You’ve seen it before. A guy who only “trains” like he would fight. I used to be that guy after I left the Corps (Honorable, infantry for those interested). In a way, it’s easier to simply go take a carbine/handgun “tactical” class than it is to decipher UPSA/IDPA rules, match times, and more importantly to find a match local to you and to set aside the hours needed in order to attend a match and shoot for seconds.
There’s a lot of pluses to “tactical” training classes.
- You start off from zero. With a competent instructor, so long as you’re safe, you will learn.
- It’s a much better use of eight hours with regards to learning purposes. You will be shooting or learning in some form for eight hours a day, roughly.
- Although gun gamers deride “Tactical Timmys,” there’s something to be said for learning how to draw your weapon from concealment, use a white light for target ID properly (safely), and to how to shoot and move. Though we live in a fairly safe nation, being ready for home defense is a good thing
- You get to shake out your gear, see what works, and benefit from having an instructor there to guide you. Roughly akin to going to college as opposed to trying to self educate.
- Plateaus. Folks hit a certain plateau and stay there. I’ve been to my fair share of “tactical carbine” classes and I’ve learned at least three different versions of where to place my legs when shooting from barricades. I didn’t really get better at doing this. The carbine classes where I got better involved being held accountable for times on drills and accuracy. In other words, if your instructor isn’t sporting something like this, you may be attending a “bro fest” or “entertrainment” (hat tip to Mr Vickers for coining that term) where you won’t progress as a shooter. If you’re not improving over the years, you might be wasting your time and ammo.
- Stagnation.

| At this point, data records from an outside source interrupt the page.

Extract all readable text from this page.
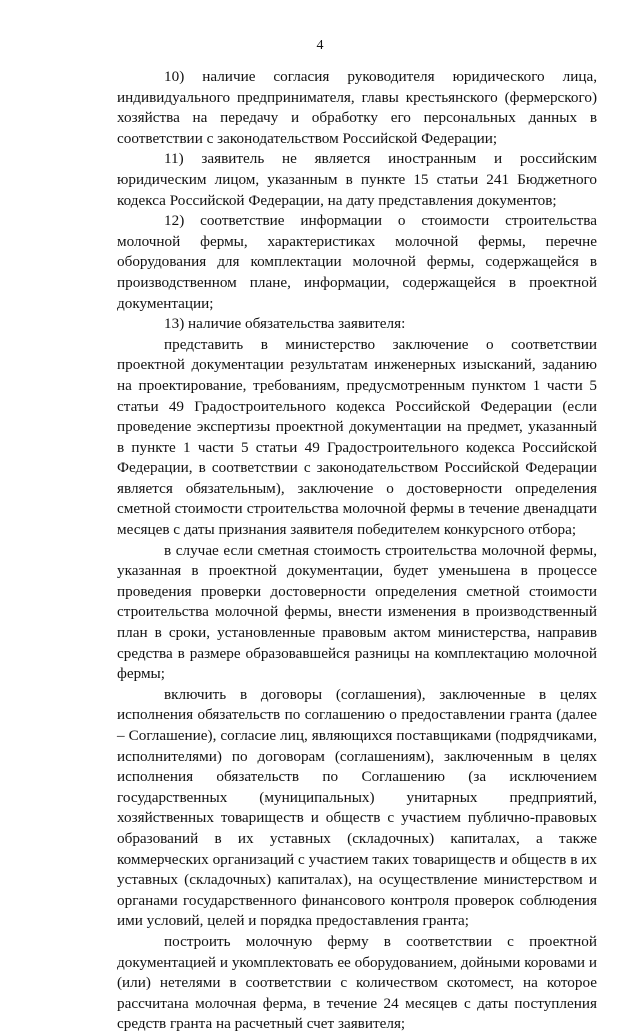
4

10) наличие согласия руководителя юридического лица, индивидуального предпринимателя, главы крестьянского (фермерского) хозяйства на передачу и обработку его персональных данных в соответствии с законодательством Российской Федерации;

11) заявитель не является иностранным и российским юридическим лицом, указанным в пункте 15 статьи 241 Бюджетного кодекса Российской Федерации, на дату представления документов;

12) соответствие информации о стоимости строительства молочной фермы, характеристиках молочной фермы, перечне оборудования для комплектации молочной фермы, содержащейся в производственном плане, информации, содержащейся в проектной документации;

13) наличие обязательства заявителя:

представить в министерство заключение о соответствии проектной документации результатам инженерных изысканий, заданию на проектирование, требованиям, предусмотренным пунктом 1 части 5 статьи 49 Градостроительного кодекса Российской Федерации (если проведение экспертизы проектной документации на предмет, указанный в пункте 1 части 5 статьи 49 Градостроительного кодекса Российской Федерации, в соответствии с законодательством Российской Федерации является обязательным), заключение о достоверности определения сметной стоимости строительства молочной фермы в течение двенадцати месяцев с даты признания заявителя победителем конкурсного отбора;

в случае если сметная стоимость строительства молочной фермы, указанная в проектной документации, будет уменьшена в процессе проведения проверки достоверности определения сметной стоимости строительства молочной фермы, внести изменения в производственный план в сроки, установленные правовым актом министерства, направив средства в размере образовавшейся разницы на комплектацию молочной фермы;

включить в договоры (соглашения), заключенные в целях исполнения обязательств по соглашению о предоставлении гранта (далее – Соглашение), согласие лиц, являющихся поставщиками (подрядчиками, исполнителями) по договорам (соглашениям), заключенным в целях исполнения обязательств по Соглашению (за исключением государственных (муниципальных) унитарных предприятий, хозяйственных товариществ и обществ с участием публично-правовых образований в их уставных (складочных) капиталах, а также коммерческих организаций с участием таких товариществ и обществ в их уставных (складочных) капиталах), на осуществление министерством и органами государственного финансового контроля проверок соблюдения ими условий, целей и порядка предоставления гранта;

построить молочную ферму в соответствии с проектной документацией и укомплектовать ее оборудованием, дойными коровами и (или) нетелями в соответствии с количеством скотомест, на которое рассчитана молочная ферма, в течение 24 месяцев с даты поступления средств гранта на расчетный счет заявителя;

Seems similar to “plateaus” but if you see the same guy only attending “tactical” classes for literally years, it’s a safe bet he can scan and assess like a mofo’ while wearing his carefully chosen multicam but won’t be placing well in an environment where the drills are “stages” designed by someone else, and his peers or competitors are shooting these stages with a wide variety of weapons types, concealment (or not) gear, and sights. My first USPSA match was bewildering. There was no set way to do anything. I had to think, I had to try different things in order to succeed (not that well either, but I’m still learning this whole “competition” thing). It may be time to try something different when you see the same circle of people doing the same thing for literally years.
- Jeff Cooper honed his pistol skills in competitive matches in California after he saw combat.
- Combat veteran Ernest Langdon bought a Sig P220 and used it to make history against very expensive 1911s, being the first person to win IDPA Nationals in the Custom Defensive Pistol division with a double/single-action pistol (SIG P220). He also has a habit of winning 3 gun matches.
- Personal friend and stellar carbine trainer Jack Leuba knows a thing or two about combat. That doesn’t keep him from getting out there and competing with a carbine and a pistol. This year, he did something crazy and competed in a carbine match with a 7.62 AR. The only person who beat him (in the complete match, using a much easier to shoot AR15 no less) was Jerry Barnhart. Match results here. Folks, that is beyond amazing shooting.
So, if you want to progress as a shooter…don’t get hung up on being tactical. It’s OK to have fun shooting. It really is. I know that serious folks like serious training but I’m the self deprecating type so I’ll go out and get my ass kicked at USPSA. I’ll follow that up with another Pat Rogers class. Why another tactical class? Because I go to where the great instructors are. I’ll happily admit that the tactical and competitive shooting worlds can overlap. Also….Pat Rogers classes are fun. Some of the students are serious people doing serious training but the instructor (Pat) somehow makes being professional yet humorous and positive a better way of learning how to be a better tactical shooter.
One real world example is the infamous “Rangetime with Cory and Ericka” debacle. Cliffnotes: Cory and his wife Ericka had a nice little business providing “tactical” style training with pistols and carbines. Cory lied and said he was an 11B (Army infantry rifleman). He was disproven of this very publicly (never made it through Basic). Now both of their names are mud and rightly so. Imagine if Cory had withstood the allure of camouflage, being tactical, and so on; perhaps focused on say…..shooting. He might be in a very different place today as say, a 3-gun or pistol champion with no pretensions and no lies to his name.